Карафуто | страница 72



— Владимир Дорошук, — повторило несколько голосов, будто хотели запомнить фамилию.

Дровосеки обсуждали положение страстно, все вместе. Прочь улетучились утомленные движения и равнодушие.

Старый Морита говорил больше других и ругался, когда его не слушали. Только Хабаров, казалось, меньше всего волновался, но в конце и он, спрыгнув на пол, сказал:

— Все не то! Помочь, помочь, но как? Как поможем? Слушайте меня: его надо переправить через границу. И это я беру на себя! Я!

С чувством глубокой благодарности Володя глянул на парня.

— Пойдешь со мной? — спросил Хабаров. — Ты — коммунист? Комсомолец? Да, да… Я доведу тебя до границы. Через три дни мы будем там…

Сев возле Володи, он обнял его за плечи.

— Дорошук, — сказал он, — мы завтра пойдем. Я тебя очень люблю. Я сам — русский. Мой отец был политический ссыльный. Тогда еще весь Сахалин принадлежал Росси. Отец умер. Так случилось, что я остался на Карафуто.

Он тяжело вздохнул:

— Я тоже очень хочу в Советский Союз. Я перешел бы с тобой границу. Но у меня здесь, на нефтяном промысле, невеста. Я не могу ее бросить.

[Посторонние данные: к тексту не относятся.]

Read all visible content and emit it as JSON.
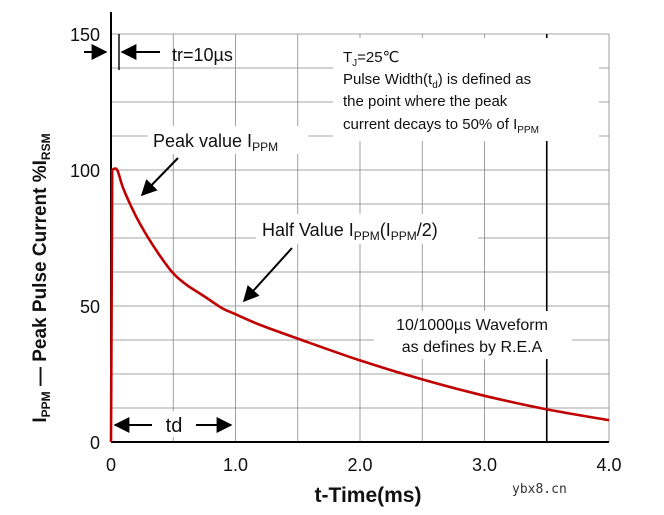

Ему было лет двадцать. У него были красивые губы и нос с горбинкой. Когда он улыбался, на щеках у него появлялись ямочки, как у девушки. И только руки, в трещинах, загрубевшие от работы, доказывали, что этот человек работает каждый день наравне с другими дровосеками. Окума наклонился к уху Володи и прошептал:

— У тебя будет красивый проводник. Он хорошо знает тайгу. Он часто бывает во всех соседних артелях дровосеков и держит с ними связь. Только — тсс!

И, повернувшись к товарищам, Окума строго сказал:

— Не забывайте, что язык болтается на бечевке. Надо его крепко привязывать.

Придвинувшись к Володе, он спросил:

— Скажи всем нам, есть ли правда величиной хотя бы с рисовое зерно, что в Росси нет ни одного помещика, ни одного хозяина?

И стало в бараке так тихо, что слышать было, как под потолком шелестит крылышками большой ночной мотылек. В раскрытые двери заглядывал месяц и струилась ночная таежная прохлада.

Двадцать дровосеков застыли, боясь пропустить хоть слово из того, что сейчас должны услышать в ответ.

— Нет ни одного помещика, ни одного собственника-хозяина, — громко ответил Володя. — Это великая правда, величиной на весь мир, так как это правда Ленина, нашей партии.

Все громко загудели, и каждый наперебой спрашивал:

— И полицаев нет?

— Нет и полицаев, — отвечал Володя.

— И ни одного приказчика?

— И ни одного приказчика.

— И никто не имеет права ругать и бить рабочего?